Yu-Shiba-Rusinov states in color superconducting quark matter
Virgil V. Baran, Jens Paaske
TL;DR
This work investigates impurity-induced subgap states in dense quark matter where color superconductivity competes with the QCD Kondo effect for a single heavy-quark impurity. It extends the surrogate model solver (SMS) to a color-superconducting Kondo setting by representing the bulk with a small set of effective levels whose g-function matches the Matsubara dependence of the impurity–bulk hybridization, enabling efficient computation of subgap spectra.
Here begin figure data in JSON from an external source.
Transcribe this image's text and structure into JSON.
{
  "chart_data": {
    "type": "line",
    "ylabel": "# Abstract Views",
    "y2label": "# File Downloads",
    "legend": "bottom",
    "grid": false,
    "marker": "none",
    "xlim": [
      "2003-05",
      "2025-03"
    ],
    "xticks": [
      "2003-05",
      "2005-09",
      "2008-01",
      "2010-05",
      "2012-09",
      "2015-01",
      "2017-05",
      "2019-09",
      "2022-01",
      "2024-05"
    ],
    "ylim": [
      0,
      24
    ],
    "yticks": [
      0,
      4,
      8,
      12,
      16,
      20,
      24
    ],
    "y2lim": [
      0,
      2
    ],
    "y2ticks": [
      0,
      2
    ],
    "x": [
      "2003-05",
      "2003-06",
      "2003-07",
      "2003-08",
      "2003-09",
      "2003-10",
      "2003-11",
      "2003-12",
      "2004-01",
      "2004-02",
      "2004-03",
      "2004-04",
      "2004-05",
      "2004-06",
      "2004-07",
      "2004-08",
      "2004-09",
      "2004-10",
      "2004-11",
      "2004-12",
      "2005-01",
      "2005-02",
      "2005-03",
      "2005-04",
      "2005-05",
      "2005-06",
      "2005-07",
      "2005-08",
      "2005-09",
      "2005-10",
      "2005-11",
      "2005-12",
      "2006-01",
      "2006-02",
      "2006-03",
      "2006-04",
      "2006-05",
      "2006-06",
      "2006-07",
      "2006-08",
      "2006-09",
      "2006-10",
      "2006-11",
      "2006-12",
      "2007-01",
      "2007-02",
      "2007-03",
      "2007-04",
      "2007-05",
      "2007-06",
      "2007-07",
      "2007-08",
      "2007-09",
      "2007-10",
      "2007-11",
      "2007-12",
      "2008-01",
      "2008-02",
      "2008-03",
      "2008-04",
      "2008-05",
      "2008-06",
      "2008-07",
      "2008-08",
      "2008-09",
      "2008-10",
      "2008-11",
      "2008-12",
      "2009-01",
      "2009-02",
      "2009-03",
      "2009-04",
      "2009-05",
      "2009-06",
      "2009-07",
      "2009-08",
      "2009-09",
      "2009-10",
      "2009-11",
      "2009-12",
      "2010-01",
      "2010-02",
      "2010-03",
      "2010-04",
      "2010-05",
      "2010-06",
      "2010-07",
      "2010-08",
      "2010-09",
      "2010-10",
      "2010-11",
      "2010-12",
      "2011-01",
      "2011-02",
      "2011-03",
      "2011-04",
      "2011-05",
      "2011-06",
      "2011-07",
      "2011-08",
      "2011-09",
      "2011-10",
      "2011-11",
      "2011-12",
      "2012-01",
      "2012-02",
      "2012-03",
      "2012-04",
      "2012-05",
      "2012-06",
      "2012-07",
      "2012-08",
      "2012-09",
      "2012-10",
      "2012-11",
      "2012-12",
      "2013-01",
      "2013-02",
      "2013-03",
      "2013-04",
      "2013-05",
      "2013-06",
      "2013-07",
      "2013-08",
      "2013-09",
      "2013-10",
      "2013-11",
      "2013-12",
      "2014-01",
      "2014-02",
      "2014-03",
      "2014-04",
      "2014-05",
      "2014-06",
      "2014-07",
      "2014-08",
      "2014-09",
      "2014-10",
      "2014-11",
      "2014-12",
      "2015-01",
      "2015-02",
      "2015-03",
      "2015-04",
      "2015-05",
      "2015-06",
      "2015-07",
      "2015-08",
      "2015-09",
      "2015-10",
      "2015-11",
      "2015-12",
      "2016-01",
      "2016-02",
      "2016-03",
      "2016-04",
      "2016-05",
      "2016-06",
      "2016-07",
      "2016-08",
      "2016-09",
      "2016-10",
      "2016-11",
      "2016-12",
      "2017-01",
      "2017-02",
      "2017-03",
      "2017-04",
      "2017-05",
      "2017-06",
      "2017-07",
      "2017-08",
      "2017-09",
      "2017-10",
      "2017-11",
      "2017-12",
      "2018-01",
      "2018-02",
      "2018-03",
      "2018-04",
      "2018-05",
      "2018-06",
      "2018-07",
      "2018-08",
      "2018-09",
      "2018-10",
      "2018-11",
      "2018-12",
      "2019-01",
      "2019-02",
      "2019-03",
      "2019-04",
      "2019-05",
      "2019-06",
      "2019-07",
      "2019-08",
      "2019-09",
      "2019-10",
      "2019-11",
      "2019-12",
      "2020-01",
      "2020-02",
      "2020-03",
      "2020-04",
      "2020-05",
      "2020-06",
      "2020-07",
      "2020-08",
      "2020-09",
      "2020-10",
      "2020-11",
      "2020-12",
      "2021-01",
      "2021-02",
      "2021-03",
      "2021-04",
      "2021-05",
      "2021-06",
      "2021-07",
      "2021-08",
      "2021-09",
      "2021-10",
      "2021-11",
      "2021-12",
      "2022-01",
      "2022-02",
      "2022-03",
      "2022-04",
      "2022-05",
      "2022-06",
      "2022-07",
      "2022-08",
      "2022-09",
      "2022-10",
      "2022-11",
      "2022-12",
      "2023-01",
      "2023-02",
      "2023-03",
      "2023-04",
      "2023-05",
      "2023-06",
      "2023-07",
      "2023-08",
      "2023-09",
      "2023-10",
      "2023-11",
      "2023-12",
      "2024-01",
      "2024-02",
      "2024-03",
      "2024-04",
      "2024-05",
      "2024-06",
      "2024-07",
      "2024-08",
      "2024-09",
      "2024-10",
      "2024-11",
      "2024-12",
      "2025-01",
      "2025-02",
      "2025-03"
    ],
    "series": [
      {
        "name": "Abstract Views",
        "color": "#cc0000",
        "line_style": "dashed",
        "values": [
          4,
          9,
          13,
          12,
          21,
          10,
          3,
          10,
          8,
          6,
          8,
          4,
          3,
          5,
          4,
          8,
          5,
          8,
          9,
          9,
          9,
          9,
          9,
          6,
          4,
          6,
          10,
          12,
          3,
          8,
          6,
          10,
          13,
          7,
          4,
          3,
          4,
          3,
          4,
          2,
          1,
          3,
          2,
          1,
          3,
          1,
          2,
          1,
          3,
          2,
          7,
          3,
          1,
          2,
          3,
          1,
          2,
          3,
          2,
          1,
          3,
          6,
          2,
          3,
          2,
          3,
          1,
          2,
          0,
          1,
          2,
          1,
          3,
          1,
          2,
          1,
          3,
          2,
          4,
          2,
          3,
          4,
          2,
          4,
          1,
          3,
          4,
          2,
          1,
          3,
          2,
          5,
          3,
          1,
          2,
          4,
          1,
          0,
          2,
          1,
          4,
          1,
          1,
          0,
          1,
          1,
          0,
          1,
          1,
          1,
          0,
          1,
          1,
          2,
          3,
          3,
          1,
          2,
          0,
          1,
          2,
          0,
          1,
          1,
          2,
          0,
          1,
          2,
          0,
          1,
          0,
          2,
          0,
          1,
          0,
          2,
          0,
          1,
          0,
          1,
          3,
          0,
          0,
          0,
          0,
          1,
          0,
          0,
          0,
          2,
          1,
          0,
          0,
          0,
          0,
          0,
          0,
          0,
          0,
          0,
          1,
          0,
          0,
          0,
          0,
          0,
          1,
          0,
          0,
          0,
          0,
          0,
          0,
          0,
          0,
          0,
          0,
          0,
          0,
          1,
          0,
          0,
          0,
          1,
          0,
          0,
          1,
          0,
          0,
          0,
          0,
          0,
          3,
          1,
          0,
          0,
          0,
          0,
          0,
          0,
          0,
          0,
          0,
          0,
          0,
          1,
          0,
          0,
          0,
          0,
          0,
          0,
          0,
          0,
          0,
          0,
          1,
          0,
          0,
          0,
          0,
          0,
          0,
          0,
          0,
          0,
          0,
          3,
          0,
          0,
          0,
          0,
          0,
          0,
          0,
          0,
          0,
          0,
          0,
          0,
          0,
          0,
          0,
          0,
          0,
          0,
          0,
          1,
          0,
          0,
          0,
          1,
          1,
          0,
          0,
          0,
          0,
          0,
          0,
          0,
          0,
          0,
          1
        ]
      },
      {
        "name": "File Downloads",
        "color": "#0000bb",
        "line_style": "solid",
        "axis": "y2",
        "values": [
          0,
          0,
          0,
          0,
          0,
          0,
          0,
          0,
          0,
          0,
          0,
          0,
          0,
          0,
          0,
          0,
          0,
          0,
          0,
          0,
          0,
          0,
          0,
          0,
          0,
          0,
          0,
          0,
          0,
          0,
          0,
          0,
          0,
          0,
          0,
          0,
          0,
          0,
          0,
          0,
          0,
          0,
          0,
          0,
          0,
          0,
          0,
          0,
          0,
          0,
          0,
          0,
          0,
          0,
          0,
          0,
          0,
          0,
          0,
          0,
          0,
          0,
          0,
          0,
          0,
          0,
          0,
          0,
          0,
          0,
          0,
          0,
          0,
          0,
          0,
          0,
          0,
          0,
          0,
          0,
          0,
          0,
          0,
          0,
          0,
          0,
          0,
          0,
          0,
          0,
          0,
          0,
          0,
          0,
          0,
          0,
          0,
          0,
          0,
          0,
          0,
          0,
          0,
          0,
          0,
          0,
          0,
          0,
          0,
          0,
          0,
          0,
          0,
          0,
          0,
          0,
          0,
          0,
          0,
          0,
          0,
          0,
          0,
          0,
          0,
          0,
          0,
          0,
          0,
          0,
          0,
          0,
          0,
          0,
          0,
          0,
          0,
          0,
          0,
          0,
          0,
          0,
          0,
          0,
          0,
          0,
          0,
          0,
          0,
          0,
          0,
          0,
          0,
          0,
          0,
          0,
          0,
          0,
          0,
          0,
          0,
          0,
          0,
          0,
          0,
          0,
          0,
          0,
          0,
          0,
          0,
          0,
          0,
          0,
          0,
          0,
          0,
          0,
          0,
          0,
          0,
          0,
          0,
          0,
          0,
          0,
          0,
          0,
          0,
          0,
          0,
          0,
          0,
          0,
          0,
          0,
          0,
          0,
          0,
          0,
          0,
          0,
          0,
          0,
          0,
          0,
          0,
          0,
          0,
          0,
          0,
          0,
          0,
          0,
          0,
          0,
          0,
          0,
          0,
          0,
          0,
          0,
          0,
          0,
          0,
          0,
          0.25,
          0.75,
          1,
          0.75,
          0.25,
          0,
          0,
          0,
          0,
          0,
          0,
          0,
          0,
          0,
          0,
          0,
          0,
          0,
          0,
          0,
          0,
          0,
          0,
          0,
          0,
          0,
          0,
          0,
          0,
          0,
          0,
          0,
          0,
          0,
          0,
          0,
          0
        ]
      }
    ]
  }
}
The authors find two phase transitions as the impurity coupling grows: an initial transition to impurity color screening by one of four light-quark species, followed by a transition to a fully overscreened state involving all species; two-quark or three-quark screening phases appear only as subgap excitations. The SMS framework converges rapidly (even with L̃ = 1) and remains tractable as additional surrogate levels are included, offering a practical route to exploring more realistic QCD scenarios such as SU(3) color and density-dependent couplings.
Abstract
The high-density region of the QCD phase diagram displays an intricate competition between color superconductivity and the QCD Kondo effect due to color exchange in quark matter containing a single heavy quark impurity. We explore the characteristic impurity-induced superconducting subgap states arising in such systems by generalizing the surrogate model solver, recently considered in the context of condensed matter physics [Phys. Rev. B 108, L220506 (2023)]. The method consists of approximating the full superconducting bulk by only a small number of effective levels whose parameters are chosen so as to best reproduce the Matsubara frequency dependence of the impurity-bulk hybridization function. We numerically solve a surrogate QCD Kondo model describing a quantum impurity color-exchange coupled to a two-color two-flavor superconducting bulk. The results directly indicate the presence of multiple phase transitions as the coupling of the impurity to the bulk is increased, due to the interplay between various overscreened states. The methods introduced here are straightforward enough to be extended to more realistic QCD scenarios.